Dugaan Kasus Korupsi Bapeten Menuai Polemik Berkepanjangan

Editor: metrokampung.com
Gedung Bapeten di Jakarta. 

Jakarta-metrokampung.com
Gurita korupsi di republik ini belum usai,  kini giliran kantor Badan Pengawas Tenaga Nuklir (Bapeten) yg menjadi perhatian Komisi Pemberantasan Korupsi (KPK)

Hal ini di lontarkan Togap Marpaung dalam info via _whatts app_ kepada sejumlah wartawan kamis (24/1/2019) di Jakarta.

Pasalnya, kata Togap, yang adalah Pejabat Fungsional Pengawas Radiasi Madya pada Badan Pengawas Tenaga Nuklir (Bapeten) mendatangi kantor KPK di Jalan Kuningan Persada Jakarta Selatan pada kamis (1/11/2018).

Dirinya bertujuan meminta KPK agar memenuhi janjinya dalam koordinasi dan supervisi kasus dugaan korupsi pengadaan barang di Bapeten tahun anggaran 2013 silam.

Mereka pernah mengadukan dugaan kasus korupsi pengadaan barang pada kantor Bapeten tersebut kepada KPK pada tanggal 19 Januari 2016 dan dibalas pihak KPK pada tanggal 17 Februari 2016.

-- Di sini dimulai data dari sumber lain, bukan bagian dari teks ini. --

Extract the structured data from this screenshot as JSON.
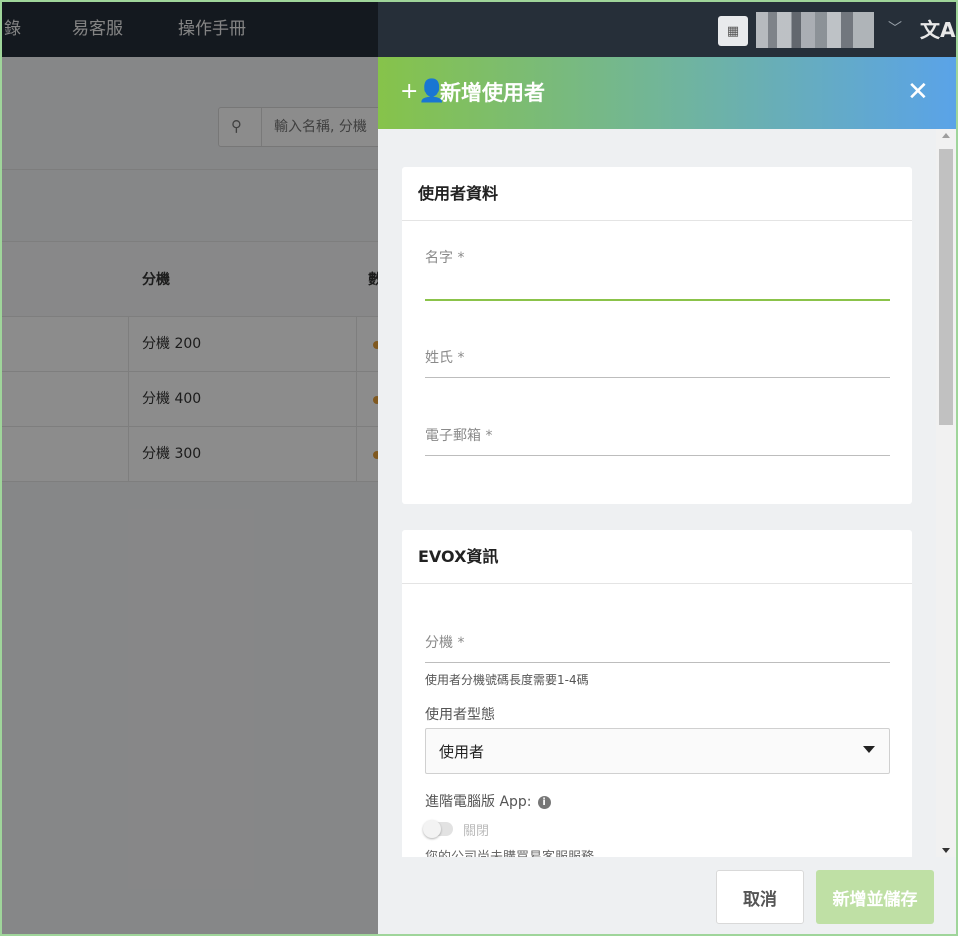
{
  "nav": {
    "items": [
      "錄",
      "易客服",
      "操作手冊"
    ],
    "company_icon": "building-icon",
    "translate_icon": "translate-icon"
  },
  "background": {
    "search_placeholder": "輸入名稱, 分機",
    "table_header": "分機",
    "table_header_2": "數",
    "rows": [
      "分機 200",
      "分機 400",
      "分機 300"
    ]
  },
  "drawer": {
    "title": "新增使用者",
    "user_card": {
      "title": "使用者資料",
      "first_name_label": "名字 *",
      "last_name_label": "姓氏 *",
      "email_label": "電子郵箱 *"
    },
    "evox_card": {
      "title": "EVOX資訊",
      "extension_label": "分機 *",
      "extension_hint": "使用者分機號碼長度需要1-4碼",
      "user_type_label": "使用者型態",
      "user_type_value": "使用者",
      "app_label": "進階電腦版 App:",
      "toggle_label": "關閉",
      "notice": "您的公司尚未購買易客服服務。"
    },
    "footer": {
      "cancel_label": "取消",
      "save_label": "新增並儲存"
    }
  },
  "colors": {
    "nav_bg": "#262f39",
    "accent_green": "#8bc34a",
    "accent_blue": "#5aa3e8",
    "save_disabled": "#bfe0a5"
  }
}
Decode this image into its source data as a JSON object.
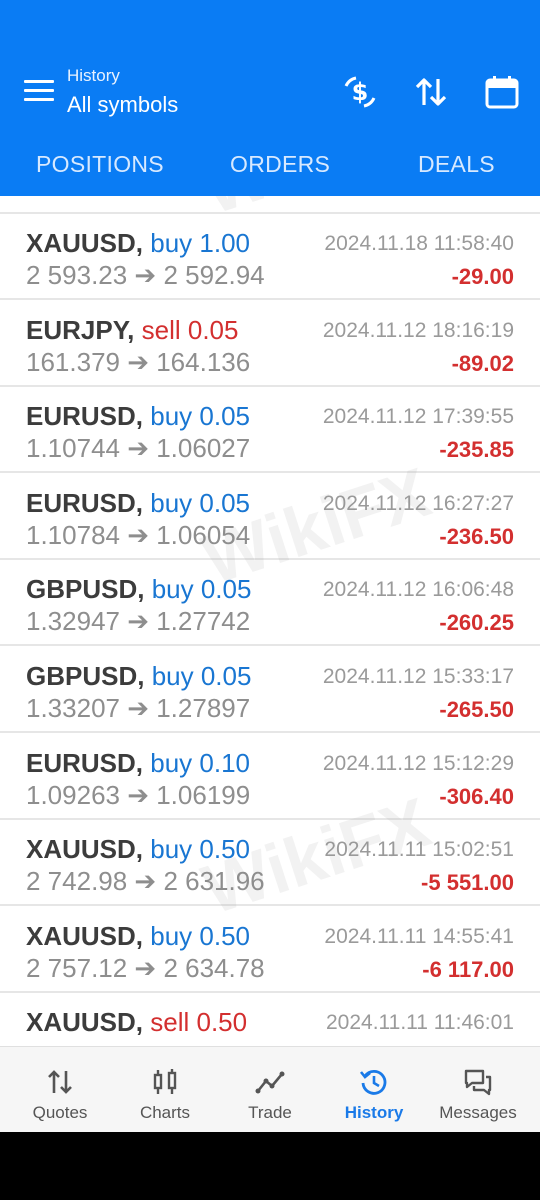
{
  "header": {
    "subtitle": "History",
    "title": "All symbols",
    "icons": [
      "currency-swap-icon",
      "sort-icon",
      "calendar-icon"
    ]
  },
  "tabs": [
    {
      "label": "POSITIONS"
    },
    {
      "label": "ORDERS"
    },
    {
      "label": "DEALS"
    }
  ],
  "deals": [
    {
      "symbol": "XAUUSD,",
      "direction": "buy",
      "volume": "buy 1.00",
      "prices": "2 593.23 ➔ 2 592.94",
      "time": "2024.11.18 11:58:40",
      "profit": "-29.00"
    },
    {
      "symbol": "EURJPY,",
      "direction": "sell",
      "volume": "sell 0.05",
      "prices": "161.379 ➔ 164.136",
      "time": "2024.11.12 18:16:19",
      "profit": "-89.02"
    },
    {
      "symbol": "EURUSD,",
      "direction": "buy",
      "volume": "buy 0.05",
      "prices": "1.10744 ➔ 1.06027",
      "time": "2024.11.12 17:39:55",
      "profit": "-235.85"
    },
    {
      "symbol": "EURUSD,",
      "direction": "buy",
      "volume": "buy 0.05",
      "prices": "1.10784 ➔ 1.06054",
      "time": "2024.11.12 16:27:27",
      "profit": "-236.50"
    },
    {
      "symbol": "GBPUSD,",
      "direction": "buy",
      "volume": "buy 0.05",
      "prices": "1.32947 ➔ 1.27742",
      "time": "2024.11.12 16:06:48",
      "profit": "-260.25"
    },
    {
      "symbol": "GBPUSD,",
      "direction": "buy",
      "volume": "buy 0.05",
      "prices": "1.33207 ➔ 1.27897",
      "time": "2024.11.12 15:33:17",
      "profit": "-265.50"
    },
    {
      "symbol": "EURUSD,",
      "direction": "buy",
      "volume": "buy 0.10",
      "prices": "1.09263 ➔ 1.06199",
      "time": "2024.11.12 15:12:29",
      "profit": "-306.40"
    },
    {
      "symbol": "XAUUSD,",
      "direction": "buy",
      "volume": "buy 0.50",
      "prices": "2 742.98 ➔ 2 631.96",
      "time": "2024.11.11 15:02:51",
      "profit": "-5 551.00"
    },
    {
      "symbol": "XAUUSD,",
      "direction": "buy",
      "volume": "buy 0.50",
      "prices": "2 757.12 ➔ 2 634.78",
      "time": "2024.11.11 14:55:41",
      "profit": "-6 117.00"
    },
    {
      "symbol": "XAUUSD,",
      "direction": "sell",
      "volume": "sell 0.50",
      "prices": "",
      "time": "2024.11.11 11:46:01",
      "profit": ""
    }
  ],
  "nav": [
    {
      "label": "Quotes",
      "icon": "quotes-icon"
    },
    {
      "label": "Charts",
      "icon": "charts-icon"
    },
    {
      "label": "Trade",
      "icon": "trade-icon"
    },
    {
      "label": "History",
      "icon": "history-icon",
      "active": true
    },
    {
      "label": "Messages",
      "icon": "messages-icon"
    }
  ],
  "watermark": "WikiFX",
  "colors": {
    "accent": "#0a7cf4",
    "buy": "#1976d2",
    "sell": "#d32f2f",
    "loss": "#d32f2f"
  }
}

Namun, hanya sebagai bahan untuk koordinasi dan supervisi. "saat itu, kasusnya sedang ditangani oleh Direktorat Reserse Kriminal Khusus (Dit Reskrimsus) Polda Metro Jaya.
Akan tetapi, ada dugaan, laporan tersebut tidak ditindaklanjuti lebih jauh oleh Polda Metro Jaya.

Tak kunjung ditindak lanjuti, Togap  meminta KPK supaya melaksanakan tugasnya dengan penuh percaya diri dalam hal koordinasi dan supervisi terhadap laporan tindak pidana dugaan korupsi yang dilaporkanya sesuai surat KPK Nomor: R-528 /40-43/02/2016 tertanggal 17 Februari 2016," terangnya. 

Dirinya mulai pesimis terhadap komitmen KPK karena tidak menjalankan tugasnya dengan baik dalam melakukan koordinasi dan supervisi terhadap kasus tersebut dengan Polda Metro Jaya.

"Padahal dalam Surat pemberitahuan Hasil Penyelidikan dengan Nomor: B/446/II/2018/Dit. Reskrimsus Polda Metro Jaya tertanggal 15 Februari 2018 disebutkan empat poin yang menjadi hasil penyelidikannya.

Poin pertama adalah Penyidik Polda Metro mengakui bahwa terdapat tindakan yang melanggar hukum dalam proses pengadaan barang berupa alat DCVD, peralatan laboratorium radiasi, dan peralatan security yang menurutnya pengadaan barang paket 1,2, dan 3.

Hasil dari penyidikan adanya pelanggaran hukum tersebut, ditemukannya kerugian keuangan negara sebesar Rp3,5 miliar sesuai dengan hasil audit investigasi Badan Pengawasan Keuangan dan Pembangunan (BPKP).

Selanjutnya pada poin kedua disebutkan, bahwa tidak ditemukannya kemahalan harga (mark-up), kemudian pada poin ketiga menyebutkan spesifikasi barang berfungsi sebagaimana mestinya, sementara poin keempat malah menyebutkan bahwa kerugian negara berdasarkan perhitungan auditor investigasi telah dikembalikan ke negara.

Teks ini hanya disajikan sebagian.